The University of the West Indies Open Campus in collaboration with “the Friends of Oscar Allen” will host an inaugural “Oscar Allen Memorial Emancipation Lecture” next Tuesday, Aug. 21.
The event will be held at Frenches House in Kingstown at 7 p.m.
Reverend Patrick Perrin, a Methodist Minister serving the United Methodist Church in the United States, will deliver the lecture on the theme “Oscar Allen: The Man, His Work and His Influence”.
Perrin is a native of Jamaica and is an elder in the New York Conference of the United Methodist Church and the Pastor of the St. John’s UMC of Elmont, in Valley Stream, New York.
He is a graduate of University of the West Indies and the United Theological College of the West Indies.
He was Methodist Chaplain to the UWI – St. Augustine Campus, and Chaplain Tutor at the Excelsior Education Centre in Kingston, Jamaica. He has pastored churches in Trinidad, Jamaica, and since the 80’s in Brooklyn, New York.
The lecture honours the legacy of Oscar Allen for his contribution to the socio-political and religious life in St. Vincent and the Grenadines and the region.
It forms part of the Open Campus’ quest to rebrand its lectures in recognition of the outstanding contribution made by Vincentians at home and abroad.
The “Friends of Oscar Allen” and the Open Campus are inviting the public to the lecture.
Allen, 75, one of St. Vincent and the Grenadines’ most humble but persistent advocates for social justice, died July 28, 2017.

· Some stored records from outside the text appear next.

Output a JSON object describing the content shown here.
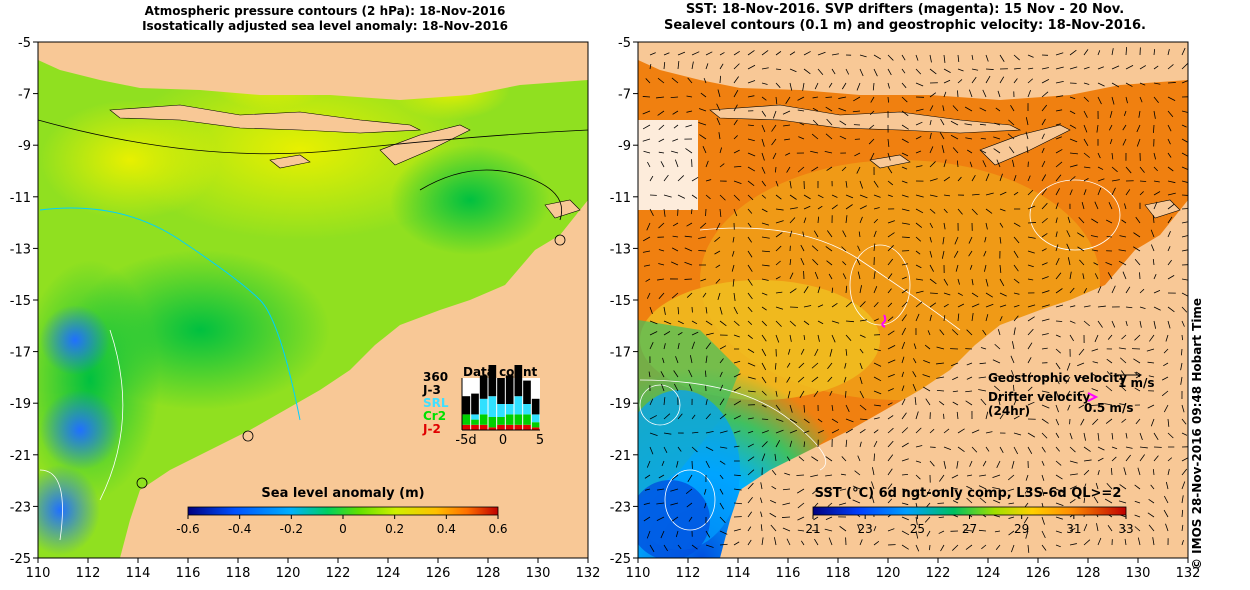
{
  "left_panel": {
    "title_line1": "Atmospheric pressure contours (2 hPa): 18-Nov-2016",
    "title_line2": "Isostatically adjusted sea level anomaly: 18-Nov-2016",
    "colorbar": {
      "title": "Sea level anomaly (m)",
      "ticks": [
        "-0.6",
        "-0.4",
        "-0.2",
        "0",
        "0.2",
        "0.4",
        "0.6"
      ]
    },
    "data_count": {
      "title": "Data count",
      "max_label": "360",
      "sat1": "J-3",
      "sat2": "SRL",
      "sat3": "Cr2",
      "sat4": "J-2",
      "axis_ticks": [
        "-5d",
        "0",
        "5"
      ],
      "bars": [
        {
          "J-2": 0.1,
          "Cr2": 0.2,
          "SRL": 0.0,
          "J-3": 0.35
        },
        {
          "J-2": 0.1,
          "Cr2": 0.1,
          "SRL": 0.1,
          "J-3": 0.4
        },
        {
          "J-2": 0.1,
          "Cr2": 0.2,
          "SRL": 0.3,
          "J-3": 0.45
        },
        {
          "J-2": 0.05,
          "Cr2": 0.2,
          "SRL": 0.4,
          "J-3": 0.6
        },
        {
          "J-2": 0.1,
          "Cr2": 0.15,
          "SRL": 0.25,
          "J-3": 0.5
        },
        {
          "J-2": 0.1,
          "Cr2": 0.2,
          "SRL": 0.2,
          "J-3": 0.55
        },
        {
          "J-2": 0.1,
          "Cr2": 0.2,
          "SRL": 0.35,
          "J-3": 0.6
        },
        {
          "J-2": 0.1,
          "Cr2": 0.2,
          "SRL": 0.2,
          "J-3": 0.45
        },
        {
          "J-2": 0.05,
          "Cr2": 0.1,
          "SRL": 0.15,
          "J-3": 0.3
        }
      ]
    }
  },
  "right_panel": {
    "title_line1": "SST: 18-Nov-2016. SVP drifters (magenta): 15 Nov - 20 Nov.",
    "title_line2": "Sealevel contours (0.1 m) and geostrophic velocity: 18-Nov-2016.",
    "colorbar": {
      "title": "SST (°C) 6d ngt-only comp, L3S-6d QL>=2",
      "ticks": [
        "21",
        "23",
        "25",
        "27",
        "29",
        "31",
        "33"
      ]
    },
    "legend": {
      "geo_label": "Geostrophic velocity",
      "geo_value": "1 m/s",
      "drifter_label": "Drifter velocity",
      "drifter_sub": "(24hr)",
      "drifter_value": "0.5 m/s"
    }
  },
  "axes": {
    "y_ticks": [
      "-5",
      "-7",
      "-9",
      "-11",
      "-13",
      "-15",
      "-17",
      "-19",
      "-21",
      "-23",
      "-25"
    ],
    "x_ticks": [
      "110",
      "112",
      "114",
      "116",
      "118",
      "120",
      "122",
      "124",
      "126",
      "128",
      "130",
      "132"
    ]
  },
  "credit": "© IMOS 28-Nov-2016 09:48 Hobart Time",
  "colors": {
    "land": "#f8c896",
    "ssh_cmap": [
      "#000080",
      "#0050ff",
      "#00b0ff",
      "#00d060",
      "#40e000",
      "#a0f000",
      "#ffd000",
      "#ff8000",
      "#d00000"
    ],
    "sst_cmap": [
      "#000080",
      "#0040ff",
      "#00a0ff",
      "#00c060",
      "#a0e000",
      "#ffd000",
      "#ff9000",
      "#ff6000",
      "#c00000"
    ],
    "drifter": "#ff00ff"
  }
}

I must certainly attend this lecture and it should be noted by all patriotic vincentains at home and abroad to be curious, as to when are we going to name some more Vincentians who have made noteworthy contributions whether past or present; as national heroes, its time enough for parliament to select some more national heroes in SVG. One should take Jamaica as a case in point, maybe half of its national heroes have lived in the last century, also to note Antigua has recently name sir Vivian Richards as a national hero and he is still living. All respect to and not taking anything away from Joseph Chatoyer, but he was alive over 200 years ago and since that time, hasn’t any other Vincentian done anything of nobility to be deserving of such an Honour to be called a national hero?